The client was Denby Crest, solicitor, a short plump man with a stiff moustache and a mouth permanently twisted in irritation. Even when he smiled at you personally, he gave an impression of annoyance at the state of things in general. Many of his own clients saw that as sympathy for their troubles, which was their mistake.
‘I’ll make it worth your while, Trevor,’ he was saying. ‘I’m eternally grateful.’
Trevor suddenly saw me standing there and stared at me blankly.
‘I thought you’d gone, Ro,’ he said.
‘Came back for some files,’ I said, glancing down at them in my arms. ‘Good afternoon, Denby.’
‘Good afternoon, Roland.’
He gave me a brief nod and made a brisk dive for the outer door; a brusque departure, even by his standards. I watched his fast disappearing back and said to Trevor, ‘Did you sign his certificate? He said he would wait until you got back.’
‘Yes, I did,’ Trevor said. He too showed no inclination for leisurely chat, and turned away from me towards his own desk.
‘What was I doing wrong?’ I said. ‘I kept making him fifty thousand pounds short.’
‘Decimal point in the wrong place,’ he said shortly.
‘Show me,’ I said.
‘Not now, Ro. It’s time to go home.’
I put the files down on Bess’s desk and walked into Trevor’s office. It was larger than mine, and much tidier, with no wall of waiting cardboard boxes. There were three armchairs for clients, some Stubbs prints on the walls, and a bowl of flowering daffodils on his desk.
‘Trevor...’
He was busy putting together what I recognised as Denby Crest’s papers, and didn’t look up. I stood in his room, waiting, until in the end he had to take notice. His face was bland, calm, uninformative, and if there had been any tension there a minute ago, it had now evaporated.
‘Trevor,’ I said. ‘Please show me where I went wrong.’
‘Leave it, Ro,’ he said pleasantly. ‘There’s a good chap.’
‘If you did sign his certificate, and he really is fifty thousand pounds short, then it concerns me too.’
‘You’re dead tired, Ro, and you look ill, and this is not a good time to discuss it.’ He came round his desk and put his hand gently on my arm. ‘My dear chap, you know how horrified and worried I am about what has been happening to you.

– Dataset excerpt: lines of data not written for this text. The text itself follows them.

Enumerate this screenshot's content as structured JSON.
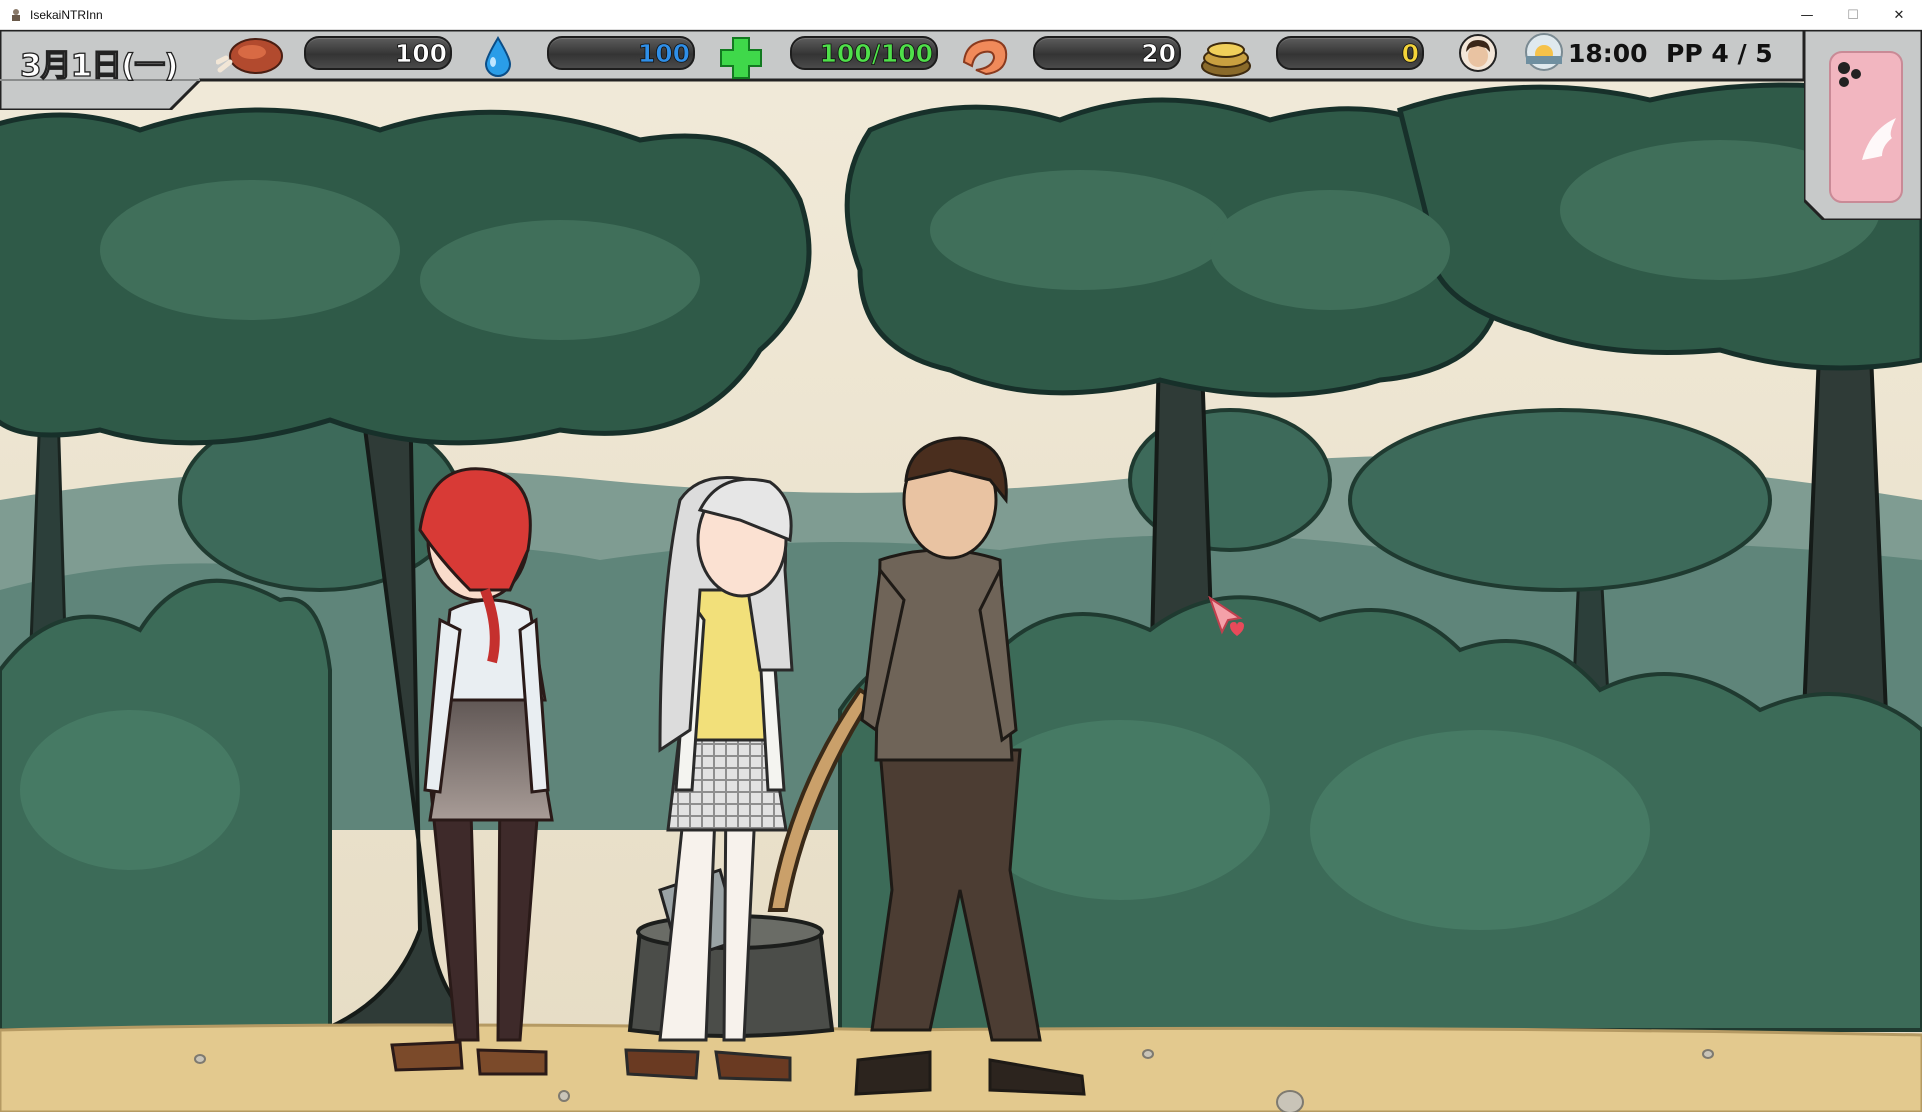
{
  "window": {
    "title": "IsekaiNTRInn",
    "controls": {
      "minimize": "—",
      "maximize": "☐",
      "close": "✕"
    }
  },
  "hud": {
    "date": "3月1日(一)",
    "stats": [
      {
        "icon": "meat-icon",
        "value": "100",
        "color": "#ffffff"
      },
      {
        "icon": "water-drop-icon",
        "value": "100",
        "color": "#2f8fe8"
      },
      {
        "icon": "health-cross-icon",
        "value": "100/100",
        "color": "#4fe04a"
      },
      {
        "icon": "shrimp-icon",
        "value": "20",
        "color": "#ffffff"
      },
      {
        "icon": "gold-coins-icon",
        "value": "0",
        "color": "#f4d43a"
      }
    ],
    "avatar": "player-avatar",
    "time_icon": "sunset-icon",
    "time": "18:00",
    "pp": "PP 4 / 5",
    "phone": "phone-menu-button"
  },
  "scene": {
    "location": "forest-path",
    "characters": [
      "red-haired-girl",
      "silver-haired-girl",
      "brown-haired-man"
    ],
    "objects": [
      "tree-stump-with-axe"
    ]
  },
  "cursor": "heart-pointer-cursor",
  "colors": {
    "sky": "#ece5d3",
    "foliage_dark": "#2f5a48",
    "foliage": "#3f6e56",
    "ground": "#e3c98e",
    "hud_text": "#111111"
  }
}
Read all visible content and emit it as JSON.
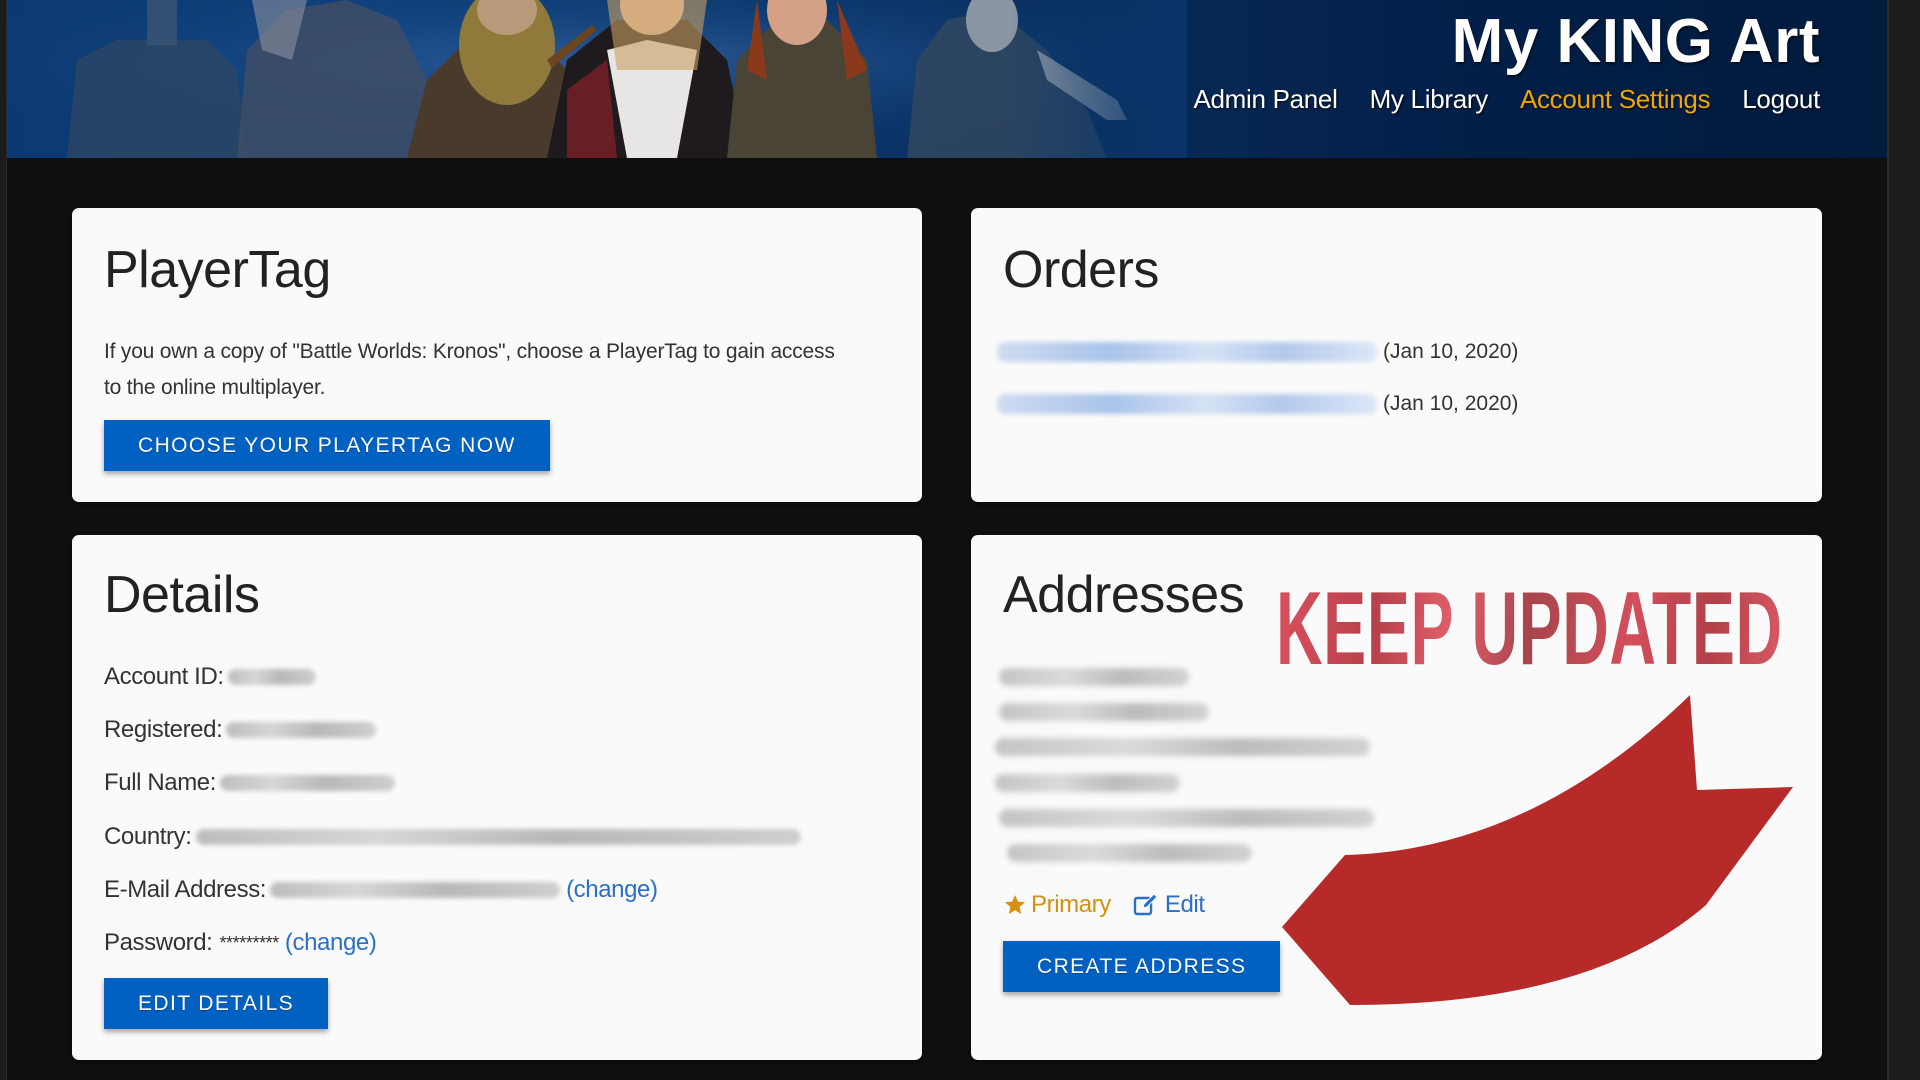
{
  "header": {
    "title": "My KING Art",
    "nav": [
      {
        "label": "Admin Panel",
        "active": false
      },
      {
        "label": "My Library",
        "active": false
      },
      {
        "label": "Account Settings",
        "active": true
      },
      {
        "label": "Logout",
        "active": false
      }
    ],
    "active_color": "#f0a500"
  },
  "playertag": {
    "title": "PlayerTag",
    "description": "If you own a copy of \"Battle Worlds: Kronos\", choose a PlayerTag to gain access to the online multiplayer.",
    "button_label": "CHOOSE YOUR PLAYERTAG NOW"
  },
  "orders": {
    "title": "Orders",
    "items": [
      {
        "name": "[redacted]",
        "date": "(Jan 10, 2020)"
      },
      {
        "name": "[redacted]",
        "date": "(Jan 10, 2020)"
      }
    ]
  },
  "details": {
    "title": "Details",
    "fields": [
      {
        "label": "Account ID:",
        "value": "[redacted]"
      },
      {
        "label": "Registered:",
        "value": "[redacted]"
      },
      {
        "label": "Full Name:",
        "value": "[redacted]"
      },
      {
        "label": "Country:",
        "value": "[redacted]"
      },
      {
        "label": "E-Mail Address:",
        "value": "[redacted]",
        "action": "(change)"
      },
      {
        "label": "Password:",
        "value": "*********",
        "action": "(change)"
      }
    ],
    "button_label": "EDIT DETAILS"
  },
  "addresses": {
    "title": "Addresses",
    "lines": [
      "[redacted]",
      "[redacted]",
      "[redacted]",
      "[redacted]",
      "[redacted]",
      "[redacted]"
    ],
    "primary_label": "Primary",
    "edit_label": "Edit",
    "button_label": "CREATE ADDRESS"
  },
  "overlay": {
    "text": "KEEP UPDATED",
    "arrow_color": "#b72a2a",
    "text_color": "#cc4a56"
  },
  "colors": {
    "button_bg": "#0061c2",
    "link": "#2a6fc9",
    "primary_star": "#d4900f"
  }
}
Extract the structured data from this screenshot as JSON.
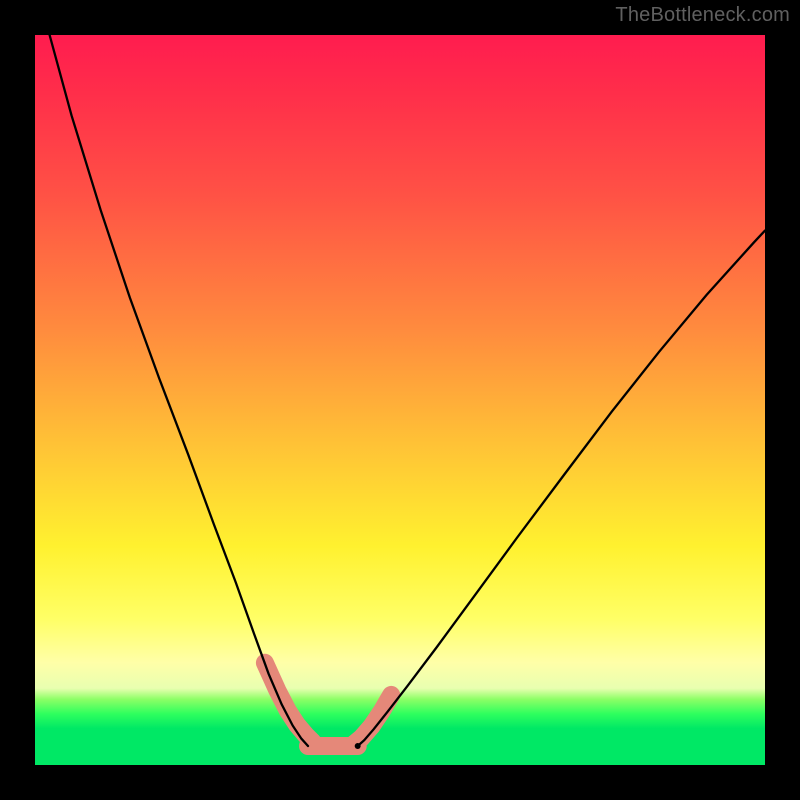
{
  "watermark": "TheBottleneck.com",
  "chart_data": {
    "type": "line",
    "title": "",
    "xlabel": "",
    "ylabel": "",
    "xlim": [
      0,
      100
    ],
    "ylim": [
      0,
      100
    ],
    "grid": false,
    "legend": false,
    "notes": "Axes and ticks are not labeled in the source image; x and y are expressed as 0–100 percentages of the plot area (x left→right, y bottom→top). Background is a vertical red→yellow→green gradient. Two black curves form a V shape; thick salmon segments highlight each curve near the bottom plus a flat salmon segment along the trough.",
    "series": [
      {
        "name": "left-curve",
        "x": [
          2,
          5,
          9,
          13,
          17,
          21,
          24.5,
          27.5,
          30,
          32,
          33.8,
          35.3,
          36.5,
          37.4
        ],
        "y": [
          100,
          89,
          76,
          64,
          53,
          42.5,
          33,
          25,
          18,
          12.5,
          8.3,
          5.4,
          3.6,
          2.6
        ]
      },
      {
        "name": "right-curve",
        "x": [
          44.2,
          45.1,
          46.4,
          48.3,
          51,
          55,
          60,
          66,
          72.5,
          79,
          85.5,
          92,
          98.5,
          100
        ],
        "y": [
          2.6,
          3.4,
          4.9,
          7.3,
          10.8,
          16.1,
          22.9,
          31.1,
          39.8,
          48.4,
          56.6,
          64.4,
          71.6,
          73.2
        ]
      }
    ],
    "highlights": [
      {
        "name": "left-thick-segment",
        "x": [
          31.5,
          33.2,
          34.6,
          35.9,
          37.1,
          38.0
        ],
        "y": [
          14.0,
          10.2,
          7.5,
          5.5,
          4.1,
          3.2
        ]
      },
      {
        "name": "bottom-flat-segment",
        "x": [
          37.4,
          44.2
        ],
        "y": [
          2.6,
          2.6
        ]
      },
      {
        "name": "right-thick-segment",
        "x": [
          43.6,
          44.7,
          46.1,
          47.5,
          48.8
        ],
        "y": [
          2.8,
          3.7,
          5.3,
          7.4,
          9.6
        ]
      }
    ],
    "dot": {
      "x": 44.2,
      "y": 2.6
    },
    "gradient_stops": [
      {
        "pos": 0,
        "color": "#ff1c4f"
      },
      {
        "pos": 0.22,
        "color": "#ff5245"
      },
      {
        "pos": 0.4,
        "color": "#ff8a3e"
      },
      {
        "pos": 0.7,
        "color": "#fff12f"
      },
      {
        "pos": 0.9,
        "color": "#e8ffb0"
      },
      {
        "pos": 0.95,
        "color": "#00e865"
      },
      {
        "pos": 1.0,
        "color": "#00e865"
      }
    ]
  }
}
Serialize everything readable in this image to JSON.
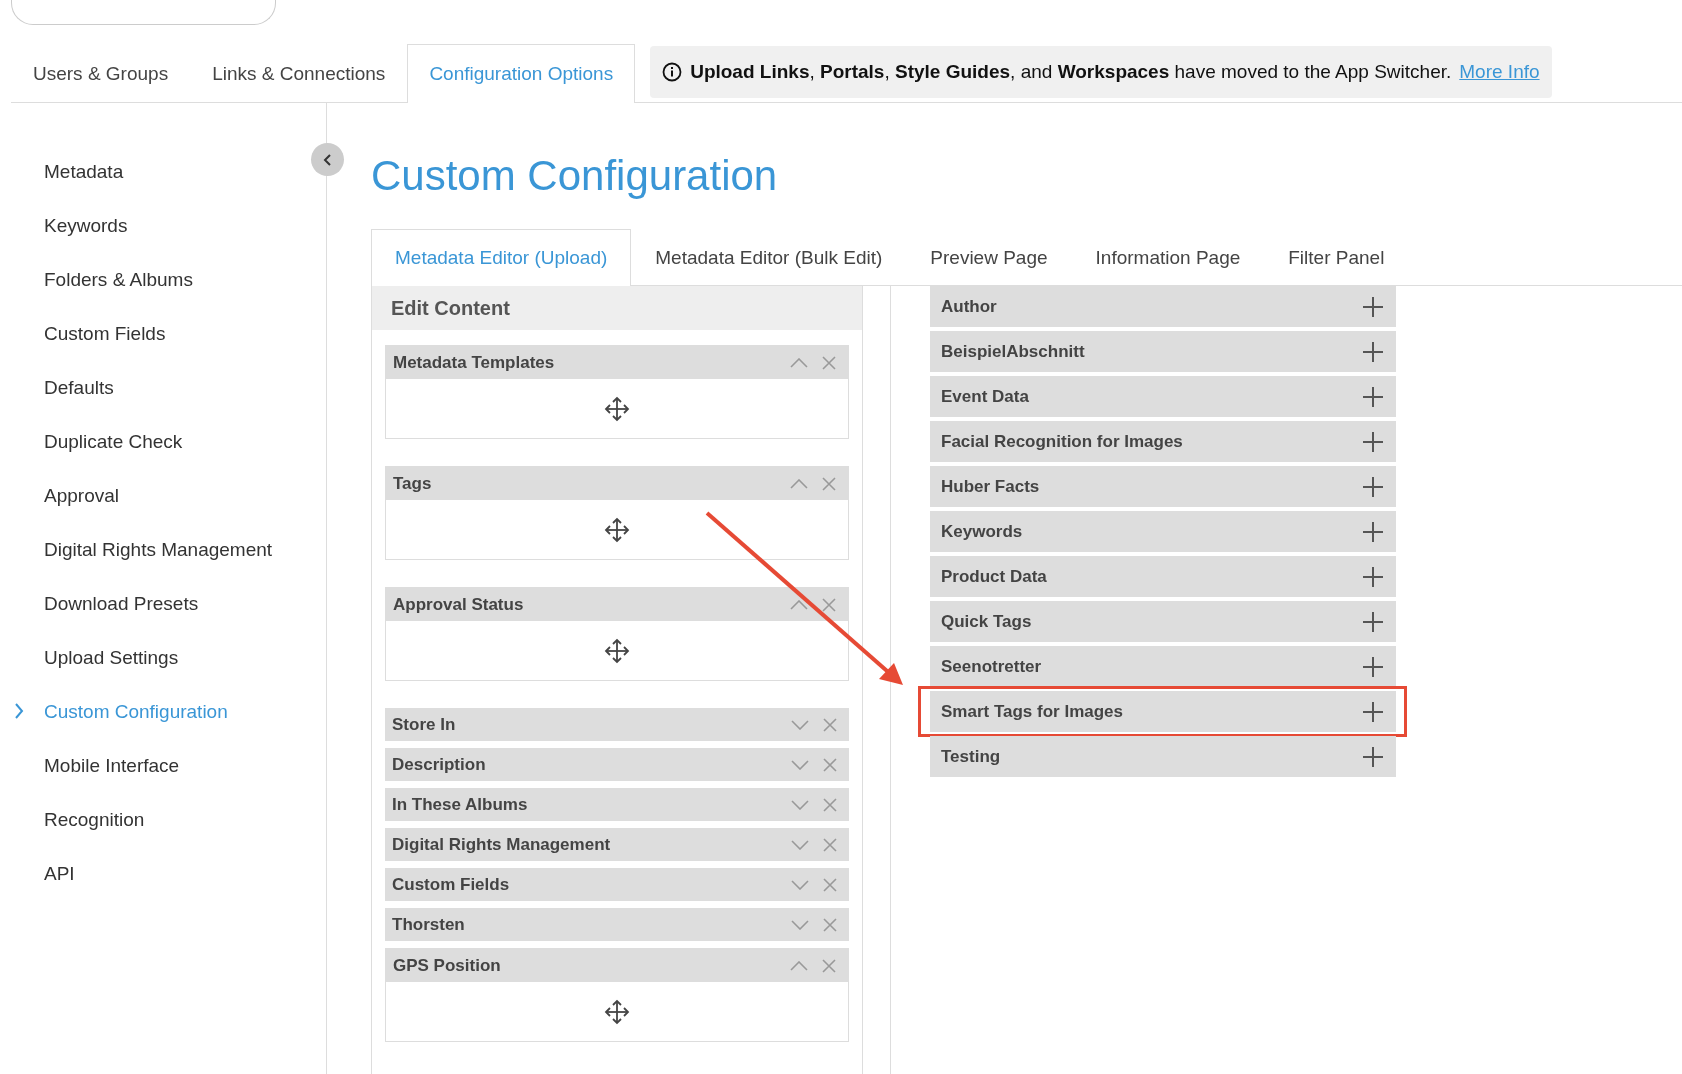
{
  "top_tabs": [
    {
      "label": "Users & Groups",
      "selected": false
    },
    {
      "label": "Links & Connections",
      "selected": false
    },
    {
      "label": "Configuration Options",
      "selected": true
    }
  ],
  "notice": {
    "text": "**Upload Links**, **Portals**, **Style Guides**, and **Workspaces** have moved to the App Switcher.",
    "link": "More Info"
  },
  "sidebar": {
    "items": [
      {
        "label": "Metadata",
        "selected": false
      },
      {
        "label": "Keywords",
        "selected": false
      },
      {
        "label": "Folders & Albums",
        "selected": false
      },
      {
        "label": "Custom Fields",
        "selected": false
      },
      {
        "label": "Defaults",
        "selected": false
      },
      {
        "label": "Duplicate Check",
        "selected": false
      },
      {
        "label": "Approval",
        "selected": false
      },
      {
        "label": "Digital Rights Management",
        "selected": false
      },
      {
        "label": "Download Presets",
        "selected": false
      },
      {
        "label": "Upload Settings",
        "selected": false
      },
      {
        "label": "Custom Configuration",
        "selected": true
      },
      {
        "label": "Mobile Interface",
        "selected": false
      },
      {
        "label": "Recognition",
        "selected": false
      },
      {
        "label": "API",
        "selected": false
      }
    ]
  },
  "page_title": "Custom Configuration",
  "tabs": [
    {
      "label": "Metadata Editor (Upload)",
      "selected": true
    },
    {
      "label": "Metadata Editor (Bulk Edit)",
      "selected": false
    },
    {
      "label": "Preview Page",
      "selected": false
    },
    {
      "label": "Information Page",
      "selected": false
    },
    {
      "label": "Filter Panel",
      "selected": false
    }
  ],
  "edit_panel": {
    "title": "Edit Content",
    "widgets": [
      {
        "title": "Metadata Templates",
        "expanded": true
      },
      {
        "title": "Tags",
        "expanded": true
      },
      {
        "title": "Approval Status",
        "expanded": true
      },
      {
        "title": "Store In",
        "expanded": false
      },
      {
        "title": "Description",
        "expanded": false
      },
      {
        "title": "In These Albums",
        "expanded": false
      },
      {
        "title": "Digital Rights Management",
        "expanded": false
      },
      {
        "title": "Custom Fields",
        "expanded": false
      },
      {
        "title": "Thorsten",
        "expanded": false
      },
      {
        "title": "GPS Position",
        "expanded": true
      }
    ]
  },
  "available_sections": [
    {
      "title": "Author",
      "highlighted": false
    },
    {
      "title": "BeispielAbschnitt",
      "highlighted": false
    },
    {
      "title": "Event Data",
      "highlighted": false
    },
    {
      "title": "Facial Recognition for Images",
      "highlighted": false
    },
    {
      "title": "Huber Facts",
      "highlighted": false
    },
    {
      "title": "Keywords",
      "highlighted": false
    },
    {
      "title": "Product Data",
      "highlighted": false
    },
    {
      "title": "Quick Tags",
      "highlighted": false
    },
    {
      "title": "Seenotretter",
      "highlighted": false
    },
    {
      "title": "Smart Tags for Images",
      "highlighted": true
    },
    {
      "title": "Testing",
      "highlighted": false
    }
  ]
}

I am most concerned that you should take things easy and recover your strength.’
It was a long speech for him, and confusing. When he saw me hesitate, he added. ‘There’s nothing wrong with Denby’s affairs. We’ll go through them, if you like, on Monday.’
‘It had better be now,’ I said.
‘No.’ He was stubbornly positive. ‘We have friends coming for the evening, and I promised to be home early. Monday, Ro. It will keep perfectly well until Monday.’
I gave in, partly because I simply didn’t want to face what I guessed to be true, that Trevor had signed the certificate knowing the figures were false. I’d done the sums over and over on my cheese abacus, and the answer came monotonously the same, whichever method I used to work them out.
He shepherded me like an uncle to his door, and watched while I picked up the heap of files from Bess’s desk.
‘What are those?’ he said. ‘You really mustn’t work this weekend.’
‘They’re not exactly work. They’re back files. I just thought I’d take a look.’
He walked over and peered down at the labels, moving the top file to see what was underneath.
‘Why these, for heaven’s sake?’ he said, frowning, coming across Connaught Powys.